Nescopeck is a small town on the Susquehanna River, about 20 miles southwest of Wilkes-Barre.  The house was on a residential street with mostly owner-occupied, single-family homes.
Baker said the address originally given for the call was a neighboring home.  He realized it was the residence of his family members as the fire truck approached.  He said his unit was the first on the scene and the house was already engulfed in flames.
“There was nothing we could do to get in there.  We tried, but we couldn’t get in,” said Baker, 57, who has been a firefighter for 40 years.
His son, 19-year-old Dale Baker, had followed both his parents into the fire service, joining when he was 16.
“He’s been saying it all his life, he’s just going to be like his dad,” Harold Baker said.
Heidi Knorr, secretary of the Nescopeck Volunteer Fire Company, called Dale Baker “such a fun soul.  He just loved life.”
The family was “always willing to help anyone in need,” Knorr said.  Dale’s mother was not among the dead listed by Harold Baker.
Mike Swank, who lives two doors across, said he happened to wake up early Friday and looked outside after hearing a loud explosion.  He saw the porch “really go” and got out, using another neighbor’s hose to keep the fire from spreading to a garage.

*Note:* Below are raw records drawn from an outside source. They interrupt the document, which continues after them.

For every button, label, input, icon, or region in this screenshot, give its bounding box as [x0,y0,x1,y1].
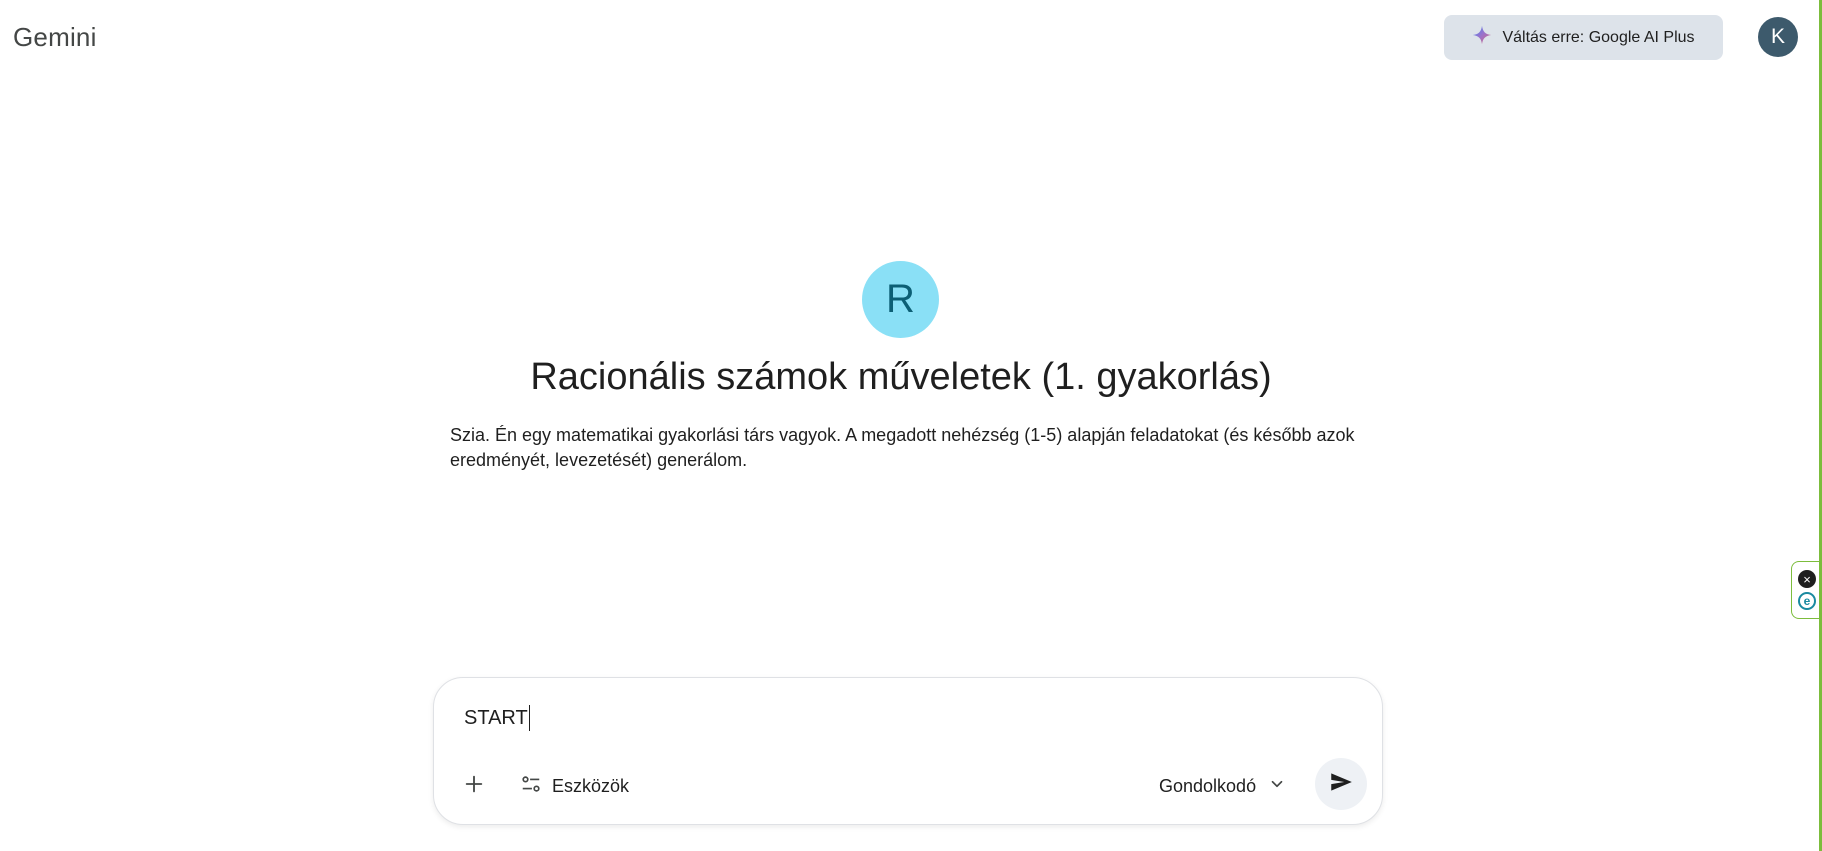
prompt-composer: START Eszközök Gondolkodó [433,677,1383,825]
sliders-icon [520,773,542,800]
app-name[interactable]: Gemini [13,22,97,53]
send-icon [1328,769,1354,800]
user-avatar[interactable]: K [1758,17,1798,57]
upgrade-label: Váltás erre: Google AI Plus [1502,28,1695,46]
mode-label: Gondolkodó [1159,775,1257,796]
extension-widget: × e [1791,561,1822,619]
prompt-input-value: START [464,706,528,729]
plus-icon [463,773,485,800]
tools-label: Eszközök [552,775,630,796]
mode-selector[interactable]: Gondolkodó [1159,770,1286,802]
prompt-input[interactable]: START [464,705,531,731]
text-caret [528,705,531,731]
tools-button[interactable]: Eszközök [520,770,629,802]
send-button[interactable] [1315,758,1367,810]
sparkle-icon [1472,25,1492,50]
extension-icon[interactable]: e [1798,592,1816,610]
upgrade-button[interactable]: Váltás erre: Google AI Plus [1444,15,1723,60]
gem-description: Szia. Én egy matematikai gyakorlási társ… [450,425,1355,470]
add-attachment-button[interactable] [456,768,492,804]
chevron-down-icon [1268,775,1286,798]
gem-avatar: R [862,261,939,338]
gem-title: Racionális számok műveletek (1. gyakorlá… [530,356,1272,398]
close-icon[interactable]: × [1798,570,1816,588]
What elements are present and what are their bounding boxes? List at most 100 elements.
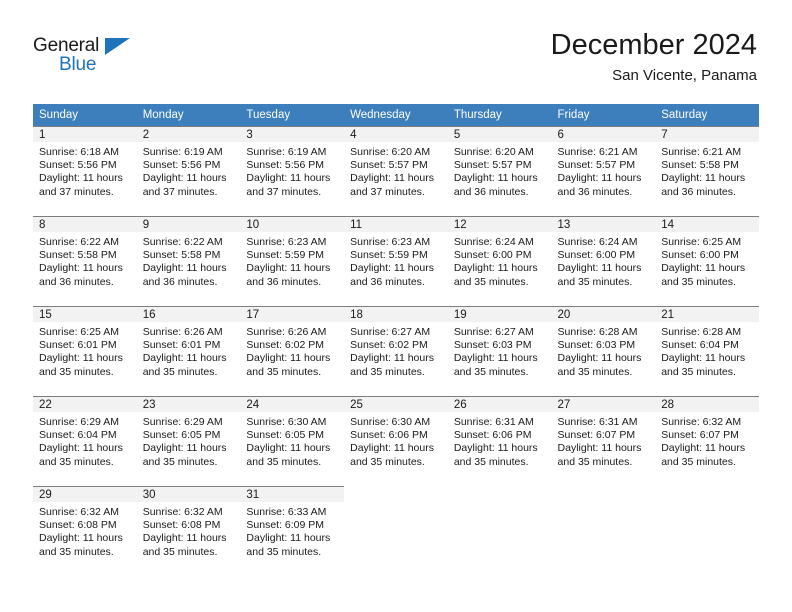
sunset-text: Sunset: 6:01 PM [142, 339, 221, 352]
calendar-day-cell[interactable]: 17 Sunrise: 6:26 AM Sunset: 6:02 PM Dayligh… [240, 306, 345, 396]
sunrise-text: Sunrise: 6:31 AM [453, 416, 534, 428]
sunrise-text: Sunrise: 6:27 AM [350, 326, 431, 338]
day-cell-details [448, 502, 552, 506]
daylight-text: Daylight: 11 hours and 36 minutes. [661, 172, 746, 198]
day-cell-details: Sunrise: 6:31 AM Sunset: 6:06 PM Daylight:… [448, 412, 552, 469]
day-cell-details: Sunrise: 6:25 AM Sunset: 6:00 PM Daylight:… [655, 232, 759, 289]
day-cell-inner [344, 486, 448, 576]
day-cell-details: Sunrise: 6:23 AM Sunset: 5:59 PM Daylight:… [240, 232, 344, 289]
day-number: 8 [33, 216, 137, 232]
daylight-text: Daylight: 11 hours and 35 minutes. [39, 532, 123, 558]
calendar-day-cell[interactable]: 28 Sunrise: 6:32 AM Sunset: 6:07 PM Dayligh… [655, 396, 759, 486]
daylight-text: Daylight: 11 hours and 35 minutes. [246, 532, 331, 558]
sunrise-text: Sunrise: 6:22 AM [39, 236, 119, 248]
calendar-empty-cell [344, 486, 448, 576]
day-cell-details: Sunrise: 6:26 AM Sunset: 6:02 PM Daylight:… [240, 322, 344, 379]
calendar-empty-cell [655, 486, 759, 576]
calendar-day-cell[interactable]: 31 Sunrise: 6:33 AM Sunset: 6:09 PM Dayligh… [240, 486, 345, 576]
sunset-text: Sunset: 6:05 PM [142, 429, 221, 442]
day-number: 16 [136, 306, 241, 322]
sunrise-text: Sunrise: 6:31 AM [557, 416, 638, 428]
day-number: 7 [655, 126, 759, 142]
calendar-day-cell[interactable]: 23 Sunrise: 6:29 AM Sunset: 6:05 PM Dayligh… [136, 396, 241, 486]
sunset-text: Sunset: 6:02 PM [350, 339, 428, 352]
day-number: 15 [33, 306, 137, 322]
day-number: 22 [33, 396, 137, 412]
daylight-text: Daylight: 11 hours and 35 minutes. [39, 442, 123, 468]
day-cell-details: Sunrise: 6:21 AM Sunset: 5:57 PM Daylight:… [552, 142, 656, 199]
daylight-text: Daylight: 11 hours and 35 minutes. [246, 352, 331, 378]
sunset-text: Sunset: 5:56 PM [246, 159, 325, 172]
day-cell-details: Sunrise: 6:24 AM Sunset: 6:00 PM Daylight:… [552, 232, 656, 289]
calendar-day-cell[interactable]: 4 Sunrise: 6:20 AM Sunset: 5:57 PM Daylight… [344, 126, 448, 216]
day-cell-details: Sunrise: 6:30 AM Sunset: 6:05 PM Daylight:… [240, 412, 344, 469]
calendar-day-cell[interactable]: 2 Sunrise: 6:19 AM Sunset: 5:56 PM Daylight… [136, 126, 241, 216]
daylight-text: Daylight: 11 hours and 35 minutes. [350, 352, 434, 378]
day-number: 24 [240, 396, 345, 412]
calendar-day-cell[interactable]: 25 Sunrise: 6:30 AM Sunset: 6:06 PM Dayligh… [344, 396, 448, 486]
sunset-text: Sunset: 6:09 PM [246, 519, 325, 532]
calendar-day-cell[interactable]: 26 Sunrise: 6:31 AM Sunset: 6:06 PM Dayligh… [447, 396, 552, 486]
calendar-day-cell[interactable]: 8 Sunrise: 6:22 AM Sunset: 5:58 PM Daylight… [33, 216, 137, 306]
calendar-day-cell[interactable]: 21 Sunrise: 6:28 AM Sunset: 6:04 PM Dayligh… [655, 306, 759, 396]
calendar-day-cell[interactable]: 3 Sunrise: 6:19 AM Sunset: 5:56 PM Daylight… [240, 126, 345, 216]
sunrise-text: Sunrise: 6:26 AM [246, 326, 327, 338]
calendar-day-cell[interactable]: 9 Sunrise: 6:22 AM Sunset: 5:58 PM Daylight… [136, 216, 241, 306]
sunset-text: Sunset: 6:00 PM [661, 249, 739, 262]
calendar-day-cell[interactable]: 15 Sunrise: 6:25 AM Sunset: 6:01 PM Dayligh… [33, 306, 137, 396]
calendar-day-cell[interactable]: 7 Sunrise: 6:21 AM Sunset: 5:58 PM Daylight… [655, 126, 759, 216]
sunset-text: Sunset: 6:05 PM [246, 429, 325, 442]
day-cell-details: Sunrise: 6:27 AM Sunset: 6:02 PM Daylight:… [344, 322, 448, 379]
day-cell-inner: 1 Sunrise: 6:18 AM Sunset: 5:56 PM Daylight… [33, 126, 137, 216]
location-subtitle: San Vicente, Panama [612, 67, 757, 84]
day-number: 9 [136, 216, 241, 232]
calendar-day-cell[interactable]: 6 Sunrise: 6:21 AM Sunset: 5:57 PM Daylight… [551, 126, 656, 216]
calendar-day-cell[interactable]: 5 Sunrise: 6:20 AM Sunset: 5:57 PM Daylight… [447, 126, 552, 216]
sunset-text: Sunset: 5:57 PM [453, 159, 532, 172]
day-cell-details: Sunrise: 6:21 AM Sunset: 5:58 PM Daylight:… [655, 142, 759, 199]
sunrise-text: Sunrise: 6:19 AM [142, 146, 223, 158]
day-number [552, 486, 656, 502]
day-number: 26 [447, 396, 552, 412]
day-cell-inner: 7 Sunrise: 6:21 AM Sunset: 5:58 PM Daylight… [655, 126, 759, 216]
day-cell-details: Sunrise: 6:28 AM Sunset: 6:03 PM Daylight:… [552, 322, 656, 379]
calendar-day-cell[interactable]: 12 Sunrise: 6:24 AM Sunset: 6:00 PM Dayligh… [447, 216, 552, 306]
day-cell-inner: 17 Sunrise: 6:26 AM Sunset: 6:02 PM Dayligh… [240, 306, 345, 396]
day-number [448, 486, 552, 502]
calendar-day-cell[interactable]: 30 Sunrise: 6:32 AM Sunset: 6:08 PM Dayligh… [136, 486, 241, 576]
calendar-day-cell[interactable]: 27 Sunrise: 6:31 AM Sunset: 6:07 PM Dayligh… [551, 396, 656, 486]
sunset-text: Sunset: 6:06 PM [453, 429, 532, 442]
calendar-day-cell[interactable]: 20 Sunrise: 6:28 AM Sunset: 6:03 PM Dayligh… [551, 306, 656, 396]
calendar-day-cell[interactable]: 10 Sunrise: 6:23 AM Sunset: 5:59 PM Dayligh… [240, 216, 345, 306]
daylight-text: Daylight: 11 hours and 35 minutes. [661, 262, 746, 288]
sunset-text: Sunset: 6:00 PM [453, 249, 532, 262]
calendar-day-cell[interactable]: 18 Sunrise: 6:27 AM Sunset: 6:02 PM Dayligh… [344, 306, 448, 396]
calendar-day-cell[interactable]: 16 Sunrise: 6:26 AM Sunset: 6:01 PM Dayligh… [136, 306, 241, 396]
calendar-empty-cell [447, 486, 552, 576]
day-cell-inner: 31 Sunrise: 6:33 AM Sunset: 6:09 PM Dayligh… [240, 486, 345, 576]
daylight-text: Daylight: 11 hours and 35 minutes. [661, 442, 746, 468]
day-number: 10 [240, 216, 345, 232]
sunset-text: Sunset: 6:07 PM [557, 429, 636, 442]
sunset-text: Sunset: 6:03 PM [453, 339, 532, 352]
sunset-text: Sunset: 5:56 PM [142, 159, 221, 172]
day-cell-inner: 24 Sunrise: 6:30 AM Sunset: 6:05 PM Dayligh… [240, 396, 345, 486]
sunrise-text: Sunrise: 6:25 AM [661, 236, 742, 248]
daylight-text: Daylight: 11 hours and 35 minutes. [557, 442, 642, 468]
calendar-day-cell[interactable]: 1 Sunrise: 6:18 AM Sunset: 5:56 PM Daylight… [33, 126, 137, 216]
sunset-text: Sunset: 6:06 PM [350, 429, 428, 442]
day-number: 14 [655, 216, 759, 232]
sunset-text: Sunset: 6:08 PM [142, 519, 221, 532]
sunset-text: Sunset: 6:03 PM [557, 339, 636, 352]
day-cell-inner: 10 Sunrise: 6:23 AM Sunset: 5:59 PM Dayligh… [240, 216, 345, 306]
day-number: 19 [447, 306, 552, 322]
calendar-day-cell[interactable]: 29 Sunrise: 6:32 AM Sunset: 6:08 PM Dayligh… [33, 486, 137, 576]
day-number: 3 [240, 126, 345, 142]
calendar-day-cell[interactable]: 24 Sunrise: 6:30 AM Sunset: 6:05 PM Dayligh… [240, 396, 345, 486]
calendar-day-cell[interactable]: 14 Sunrise: 6:25 AM Sunset: 6:00 PM Dayligh… [655, 216, 759, 306]
calendar-day-cell[interactable]: 19 Sunrise: 6:27 AM Sunset: 6:03 PM Dayligh… [447, 306, 552, 396]
calendar-day-cell[interactable]: 13 Sunrise: 6:24 AM Sunset: 6:00 PM Dayligh… [551, 216, 656, 306]
sunrise-text: Sunrise: 6:33 AM [246, 506, 327, 518]
calendar-day-cell[interactable]: 22 Sunrise: 6:29 AM Sunset: 6:04 PM Dayligh… [33, 396, 137, 486]
calendar-day-cell[interactable]: 11 Sunrise: 6:23 AM Sunset: 5:59 PM Dayligh… [344, 216, 448, 306]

“I saw two guys outside and they were in various states of hysteria,” Swank told the AP by phone.
One man was on a cell phone, “and I’m trying to ask him if everybody’s out,” he said.  “The other one was out on the street just running in circles.”
Swank said he was unable to get information from them.  A fence prevented him from reaching the rear of the property.
Baker said 14 people lived in the home.  One was outside delivering newspapers and three others escaped.
Swank said the family had moved in a few months ago under what he understood to be a rental agreement and spent a lot of time on the messy front porch.
“It was so fast and so smokey, you just knew nobody was going to make it,” Swank said.  He saw cadaver dogs being used to search the scene until the bodies were located.
Scolforo and Brooke Schultz reported from Harrisburg, Pennsylvania.